業績好調で役員報酬の期中増額は可能か?節税になる?

質問

設立初年度の役員報酬をいくらにするか迷っています。もし期中に業績が急激に伸びた場合、後から役員報酬を増額して法人税を節税することは可能でしょうか?

質問者の本音を深堀
儲かったら自分の給料増やしたい。

ヨリビズ弁護士の回答
  • 原則として期中の増額はできません。役員報酬は事業年度開始から3ヶ月以内に決定し、1年間同額にするルール(定期同額給与)です。期中に増額した分は会社の経費(損金)と認められず、節税になりません。

【解説】

役員報酬を自由に上げ下げできると、利益調整による「法人税逃れ」ができてしまうため、税務上厳格なルールが敷かれています。

対応策:

1. 定期同額給与: 毎月必ず同じ金額を支給する必要があります。増額分だけでなく、場合によってはその年の役員報酬全額が経費否認されるリスクもあります。
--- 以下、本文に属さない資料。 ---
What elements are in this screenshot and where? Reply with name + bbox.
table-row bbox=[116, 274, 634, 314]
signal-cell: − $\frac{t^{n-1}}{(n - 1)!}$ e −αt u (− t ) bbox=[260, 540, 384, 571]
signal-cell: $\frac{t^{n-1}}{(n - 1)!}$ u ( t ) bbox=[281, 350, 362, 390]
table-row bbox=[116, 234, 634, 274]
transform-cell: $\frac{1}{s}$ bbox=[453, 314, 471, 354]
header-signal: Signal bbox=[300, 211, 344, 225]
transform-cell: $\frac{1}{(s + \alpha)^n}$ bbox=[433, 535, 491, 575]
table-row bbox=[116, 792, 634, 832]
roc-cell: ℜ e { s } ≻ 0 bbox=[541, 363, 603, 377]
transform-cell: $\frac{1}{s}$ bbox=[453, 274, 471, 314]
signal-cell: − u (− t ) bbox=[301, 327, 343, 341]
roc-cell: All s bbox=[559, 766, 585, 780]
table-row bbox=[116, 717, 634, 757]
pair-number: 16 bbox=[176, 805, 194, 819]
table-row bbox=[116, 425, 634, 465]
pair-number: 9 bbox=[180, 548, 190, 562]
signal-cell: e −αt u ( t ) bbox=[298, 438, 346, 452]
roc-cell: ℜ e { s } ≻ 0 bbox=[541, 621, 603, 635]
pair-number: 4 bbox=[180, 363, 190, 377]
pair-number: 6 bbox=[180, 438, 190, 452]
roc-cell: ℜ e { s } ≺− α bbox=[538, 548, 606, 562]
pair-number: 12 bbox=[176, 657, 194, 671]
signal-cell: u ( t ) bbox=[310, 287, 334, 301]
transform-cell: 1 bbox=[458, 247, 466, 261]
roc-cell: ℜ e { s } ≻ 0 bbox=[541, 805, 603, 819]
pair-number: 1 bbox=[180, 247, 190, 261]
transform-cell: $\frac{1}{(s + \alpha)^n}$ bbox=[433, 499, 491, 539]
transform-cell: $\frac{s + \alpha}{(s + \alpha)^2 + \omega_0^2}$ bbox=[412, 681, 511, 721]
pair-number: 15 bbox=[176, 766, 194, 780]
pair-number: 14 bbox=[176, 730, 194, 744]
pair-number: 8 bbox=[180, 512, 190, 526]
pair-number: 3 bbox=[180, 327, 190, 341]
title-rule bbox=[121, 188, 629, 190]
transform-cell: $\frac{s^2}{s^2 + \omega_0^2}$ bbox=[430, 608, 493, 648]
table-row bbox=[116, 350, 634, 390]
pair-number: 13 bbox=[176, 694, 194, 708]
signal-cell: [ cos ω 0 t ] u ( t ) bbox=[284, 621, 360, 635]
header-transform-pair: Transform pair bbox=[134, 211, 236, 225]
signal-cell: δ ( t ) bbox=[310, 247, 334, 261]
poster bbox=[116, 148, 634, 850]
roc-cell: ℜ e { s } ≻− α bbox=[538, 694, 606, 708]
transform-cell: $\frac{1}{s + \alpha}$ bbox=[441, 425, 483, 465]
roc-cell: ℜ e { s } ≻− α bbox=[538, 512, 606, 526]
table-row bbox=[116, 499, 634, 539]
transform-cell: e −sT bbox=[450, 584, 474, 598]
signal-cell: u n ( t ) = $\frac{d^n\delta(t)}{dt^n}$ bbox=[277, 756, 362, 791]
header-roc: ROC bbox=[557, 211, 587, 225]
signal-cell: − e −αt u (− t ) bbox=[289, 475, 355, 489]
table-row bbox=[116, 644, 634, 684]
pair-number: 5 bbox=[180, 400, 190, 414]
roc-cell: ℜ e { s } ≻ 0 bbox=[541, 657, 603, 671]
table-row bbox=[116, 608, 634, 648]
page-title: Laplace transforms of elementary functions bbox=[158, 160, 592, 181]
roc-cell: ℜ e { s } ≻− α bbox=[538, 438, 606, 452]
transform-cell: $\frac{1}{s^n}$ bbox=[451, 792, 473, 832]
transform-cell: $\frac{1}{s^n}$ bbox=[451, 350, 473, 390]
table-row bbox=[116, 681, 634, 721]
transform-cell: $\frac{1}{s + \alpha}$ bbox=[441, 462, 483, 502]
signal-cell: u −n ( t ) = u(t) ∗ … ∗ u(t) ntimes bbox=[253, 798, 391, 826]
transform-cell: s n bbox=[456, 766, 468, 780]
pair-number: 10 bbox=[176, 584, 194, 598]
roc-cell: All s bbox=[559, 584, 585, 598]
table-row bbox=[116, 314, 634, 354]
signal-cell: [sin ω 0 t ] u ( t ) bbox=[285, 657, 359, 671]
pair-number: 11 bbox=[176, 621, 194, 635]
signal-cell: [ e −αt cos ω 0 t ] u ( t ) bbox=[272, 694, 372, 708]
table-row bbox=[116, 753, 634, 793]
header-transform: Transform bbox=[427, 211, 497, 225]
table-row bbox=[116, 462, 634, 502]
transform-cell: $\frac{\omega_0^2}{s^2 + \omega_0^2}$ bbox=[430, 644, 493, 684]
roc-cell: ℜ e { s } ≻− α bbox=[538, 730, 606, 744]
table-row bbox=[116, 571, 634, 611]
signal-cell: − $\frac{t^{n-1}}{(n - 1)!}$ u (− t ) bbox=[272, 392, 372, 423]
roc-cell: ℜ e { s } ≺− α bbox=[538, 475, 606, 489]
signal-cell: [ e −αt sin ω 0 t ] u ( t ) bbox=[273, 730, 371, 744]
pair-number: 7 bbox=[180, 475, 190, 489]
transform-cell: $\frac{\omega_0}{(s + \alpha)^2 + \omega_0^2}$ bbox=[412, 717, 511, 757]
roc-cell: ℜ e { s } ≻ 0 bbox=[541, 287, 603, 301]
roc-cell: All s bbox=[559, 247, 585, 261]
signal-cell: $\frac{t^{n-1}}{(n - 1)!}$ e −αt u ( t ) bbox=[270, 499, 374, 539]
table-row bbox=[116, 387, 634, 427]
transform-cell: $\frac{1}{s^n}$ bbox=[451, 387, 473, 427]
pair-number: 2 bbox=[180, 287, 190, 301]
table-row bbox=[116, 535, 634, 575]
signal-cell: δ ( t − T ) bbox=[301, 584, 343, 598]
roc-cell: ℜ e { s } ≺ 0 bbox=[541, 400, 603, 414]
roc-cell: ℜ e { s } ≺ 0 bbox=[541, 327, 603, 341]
2. 事前確定届出給与: 「〇月に〇万円のボーナスを出す」と事前に税務署へ届出をしておけば、役員への賞与を経費にできます(ただし業績が悪くても払う必要があります)。

3. 決算月の変更: どうしても変更したい場合は、決算期を早めて新しい期を迎えるという裏技もありますが、手間がかかります。初年度は少し低めに設定するのが無難です。